In [1]:
import os
import pandas as pd
from datasets import Dataset, Audio, DatasetInfo, Features, Value

In [2]:
# load audio files under folder "sanskrit" and it's transcription

In [3]:
def search_folder(folder):
    # folder has multiple audio files .wav (sent_1.wav)and a .txt
    # transcriptions.txt file has the transcription of each audio file in a new line

    # get all audio files; sorted based on file_number: sent_1.wav, sent_2.wav, sent_3.wav, ...
    audio_files = sorted([f for f in os.listdir(folder) if f.endswith(".wav")], key=lambda f: int(f.split("_")[1].split(".")[0]))
    if len(audio_files) == 0:
        return None
    
    # get transcription file
    transcription_file = [f for f in os.listdir(folder) if f.endswith(".txt")][0]

    #join folder and audio file name
    audio_files = [os.path.join(folder, audio_file) for audio_file in audio_files]
    #join folder and transcription file name
    transcription_file = os.path.join(folder, transcription_file)

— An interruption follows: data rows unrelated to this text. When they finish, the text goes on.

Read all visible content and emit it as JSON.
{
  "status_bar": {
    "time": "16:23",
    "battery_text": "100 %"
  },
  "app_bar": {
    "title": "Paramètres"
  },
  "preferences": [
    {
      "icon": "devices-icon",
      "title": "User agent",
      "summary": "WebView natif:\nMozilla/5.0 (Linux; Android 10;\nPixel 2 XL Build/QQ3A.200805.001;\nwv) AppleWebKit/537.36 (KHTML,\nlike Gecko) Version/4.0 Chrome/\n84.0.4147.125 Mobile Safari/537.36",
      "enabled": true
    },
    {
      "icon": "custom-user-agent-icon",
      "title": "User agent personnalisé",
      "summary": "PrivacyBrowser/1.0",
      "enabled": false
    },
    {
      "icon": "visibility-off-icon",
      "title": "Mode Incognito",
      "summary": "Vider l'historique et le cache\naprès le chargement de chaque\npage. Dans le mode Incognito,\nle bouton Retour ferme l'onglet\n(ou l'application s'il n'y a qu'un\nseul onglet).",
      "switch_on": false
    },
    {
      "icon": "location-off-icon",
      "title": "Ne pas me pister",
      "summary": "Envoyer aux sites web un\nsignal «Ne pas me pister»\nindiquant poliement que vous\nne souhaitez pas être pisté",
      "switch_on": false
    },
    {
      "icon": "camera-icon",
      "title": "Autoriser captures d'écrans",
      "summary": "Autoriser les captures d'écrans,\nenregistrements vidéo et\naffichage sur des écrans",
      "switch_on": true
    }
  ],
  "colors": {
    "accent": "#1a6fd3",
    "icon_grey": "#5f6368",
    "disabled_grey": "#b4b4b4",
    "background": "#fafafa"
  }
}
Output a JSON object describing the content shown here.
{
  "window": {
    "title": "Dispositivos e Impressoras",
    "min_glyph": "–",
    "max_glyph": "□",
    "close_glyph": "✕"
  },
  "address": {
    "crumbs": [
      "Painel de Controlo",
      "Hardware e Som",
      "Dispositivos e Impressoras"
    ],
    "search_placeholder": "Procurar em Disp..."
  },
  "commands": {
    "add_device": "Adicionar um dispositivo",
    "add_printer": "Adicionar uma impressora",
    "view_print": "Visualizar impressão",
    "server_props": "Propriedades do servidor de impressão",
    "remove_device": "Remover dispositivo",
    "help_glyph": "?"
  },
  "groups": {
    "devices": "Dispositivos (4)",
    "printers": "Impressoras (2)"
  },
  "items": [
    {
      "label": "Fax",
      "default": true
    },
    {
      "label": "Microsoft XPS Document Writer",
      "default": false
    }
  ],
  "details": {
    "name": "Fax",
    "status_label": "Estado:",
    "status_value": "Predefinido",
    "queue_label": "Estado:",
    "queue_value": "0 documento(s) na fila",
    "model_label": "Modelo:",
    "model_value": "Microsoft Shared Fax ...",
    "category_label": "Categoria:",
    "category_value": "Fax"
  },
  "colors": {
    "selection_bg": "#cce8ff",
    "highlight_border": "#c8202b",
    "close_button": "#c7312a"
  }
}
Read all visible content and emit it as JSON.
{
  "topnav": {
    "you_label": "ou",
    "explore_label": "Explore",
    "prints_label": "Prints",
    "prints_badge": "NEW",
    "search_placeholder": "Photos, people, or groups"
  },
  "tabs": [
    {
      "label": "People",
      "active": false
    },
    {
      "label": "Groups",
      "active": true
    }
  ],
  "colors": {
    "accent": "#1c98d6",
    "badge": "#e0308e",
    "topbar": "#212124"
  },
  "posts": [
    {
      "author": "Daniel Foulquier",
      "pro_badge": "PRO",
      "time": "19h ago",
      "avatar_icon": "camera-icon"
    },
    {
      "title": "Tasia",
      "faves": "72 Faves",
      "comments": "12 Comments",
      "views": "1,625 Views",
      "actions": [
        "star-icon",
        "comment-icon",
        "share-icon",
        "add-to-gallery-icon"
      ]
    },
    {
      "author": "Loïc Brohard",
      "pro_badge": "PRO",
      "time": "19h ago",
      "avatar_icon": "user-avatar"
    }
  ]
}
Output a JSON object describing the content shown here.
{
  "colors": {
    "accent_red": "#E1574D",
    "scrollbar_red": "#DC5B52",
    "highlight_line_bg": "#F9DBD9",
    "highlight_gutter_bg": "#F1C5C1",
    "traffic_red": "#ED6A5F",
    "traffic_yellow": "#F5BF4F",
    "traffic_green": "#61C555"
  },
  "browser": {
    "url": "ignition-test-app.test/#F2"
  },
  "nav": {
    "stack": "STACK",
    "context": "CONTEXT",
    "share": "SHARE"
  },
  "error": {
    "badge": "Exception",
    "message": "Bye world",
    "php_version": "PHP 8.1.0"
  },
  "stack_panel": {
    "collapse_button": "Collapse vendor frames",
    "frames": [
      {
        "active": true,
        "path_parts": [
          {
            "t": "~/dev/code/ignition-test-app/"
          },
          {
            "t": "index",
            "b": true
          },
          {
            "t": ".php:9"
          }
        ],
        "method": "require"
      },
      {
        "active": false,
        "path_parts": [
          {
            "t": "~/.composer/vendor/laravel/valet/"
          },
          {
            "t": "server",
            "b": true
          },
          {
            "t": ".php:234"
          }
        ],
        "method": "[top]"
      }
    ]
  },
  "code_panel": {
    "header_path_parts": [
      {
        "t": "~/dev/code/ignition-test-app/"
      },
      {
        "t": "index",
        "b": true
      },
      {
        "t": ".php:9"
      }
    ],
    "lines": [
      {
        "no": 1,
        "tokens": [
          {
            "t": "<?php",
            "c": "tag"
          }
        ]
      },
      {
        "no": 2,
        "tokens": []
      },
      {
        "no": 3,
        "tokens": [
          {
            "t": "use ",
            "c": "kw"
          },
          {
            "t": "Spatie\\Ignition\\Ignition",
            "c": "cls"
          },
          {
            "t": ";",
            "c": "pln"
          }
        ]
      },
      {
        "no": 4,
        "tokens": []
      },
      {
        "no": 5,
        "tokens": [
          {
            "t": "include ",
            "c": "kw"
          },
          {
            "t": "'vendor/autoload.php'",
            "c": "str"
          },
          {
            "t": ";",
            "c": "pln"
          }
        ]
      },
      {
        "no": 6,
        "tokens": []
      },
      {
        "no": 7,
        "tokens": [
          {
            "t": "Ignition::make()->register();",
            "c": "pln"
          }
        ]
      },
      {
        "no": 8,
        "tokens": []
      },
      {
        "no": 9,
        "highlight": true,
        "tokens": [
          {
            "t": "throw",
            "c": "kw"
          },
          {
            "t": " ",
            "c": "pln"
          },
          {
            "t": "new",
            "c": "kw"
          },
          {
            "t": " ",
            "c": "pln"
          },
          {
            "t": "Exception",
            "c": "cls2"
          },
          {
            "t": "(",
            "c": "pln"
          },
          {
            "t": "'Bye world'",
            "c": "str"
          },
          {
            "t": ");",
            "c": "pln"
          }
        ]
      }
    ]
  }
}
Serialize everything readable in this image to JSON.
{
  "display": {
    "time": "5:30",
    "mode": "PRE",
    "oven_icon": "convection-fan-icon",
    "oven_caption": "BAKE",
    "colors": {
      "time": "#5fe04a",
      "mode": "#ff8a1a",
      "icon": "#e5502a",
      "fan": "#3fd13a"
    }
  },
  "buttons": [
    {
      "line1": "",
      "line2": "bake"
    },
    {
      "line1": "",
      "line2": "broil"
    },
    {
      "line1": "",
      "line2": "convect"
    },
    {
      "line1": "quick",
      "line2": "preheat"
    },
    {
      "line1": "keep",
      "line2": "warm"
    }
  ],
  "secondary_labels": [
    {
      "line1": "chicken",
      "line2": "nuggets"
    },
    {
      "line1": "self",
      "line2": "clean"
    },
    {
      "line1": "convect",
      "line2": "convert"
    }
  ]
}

    # read transcription file
    transcription_texts = pd.read_csv(transcription_file, sep=",", header=None)[1].str.strip().values

    audiofile2transcription = {}
    # create a dictionary with audio file name as key and transcription as value
    for audio_file, transcription_text in zip(audio_files, transcription_texts):
        audiofile2transcription[audio_file] = transcription_text

    return audiofile2transcription

In [4]:
# do this for all folders in side "sanskrit" folder
audiofile2transcription = {}
ROOT_DIR = "sanskrit"
RECORDING_FOLDER = os.path.join(ROOT_DIR, "newsonair_v5", "sanskrit")
for folder in os.listdir(RECORDING_FOLDER):
    folder = os.path.join(RECORDING_FOLDER, folder)
    more_data = search_folder(folder)
    if more_data is not None:
        audiofile2transcription.update(more_data)


In [5]:
dict_for_dataset = {
    "audio": list(audiofile2transcription.keys()),
    "transcriptions": list(audiofile2transcription.values())
}

In [6]:
dataset_san = Dataset.from_dict(dict_for_dataset).cast_column("audio", Audio(sampling_rate=16_000))

In [7]:
dataset_san[0]["audio"]

{'path': 'sanskrit\\newsonair_v5\\sanskrit\\NSD-Sanskrit-Sanskrit-0655-0700-2019101072720\\sent_1.wav',
 'array': array([-0.00112915, -0.00106812, -0.00100708, ..., -0.00848389,
        -0.01177979, -0.00576782]),
 'sampling_rate': 16000}

In [8]:
dataset_san_info = DatasetInfo(
    description="Shrutilipi is a labelled ASR corpus for Sanskrit",
    features=Features({"audio": Audio(), "transcriptions": Value("string")}),
    supervised_keys=None,
    homepage="https://ai4bharat.org/shrutilipi",
    citation="""
        @misc{https://doi.org/10.48550/arxiv.2208.12666,
            doi = {10.48550/ARXIV.2208.12666},
            url = {https://arxiv.org/abs/2208.12666},
            author = {Bhogale, Kaushal Santosh and Raman, Abhigyan and Javed, Tahir and Doddapaneni, Sumanth and Kunchukuttan, Anoop and Kumar, Pratyush and Khapra, Mitesh M.},
            title = {Effectiveness of Mining Audio and Text Pairs from Public Data for Improving ASR Systems for Low-Resource Languages},
            publisher = {arXiv},
            year = {2022},
            copyright = {arXiv.org perpetual, non-exclusive license}
        }
    """,
)


In [9]:
# not sure if this inplace operation is correct; but seem to work
dataset_san._info = dataset_san_info
dataset_san._num_rows = len(dict_for_dataset)
dataset_san.save_to_disk("shrutilipi_sanskrit")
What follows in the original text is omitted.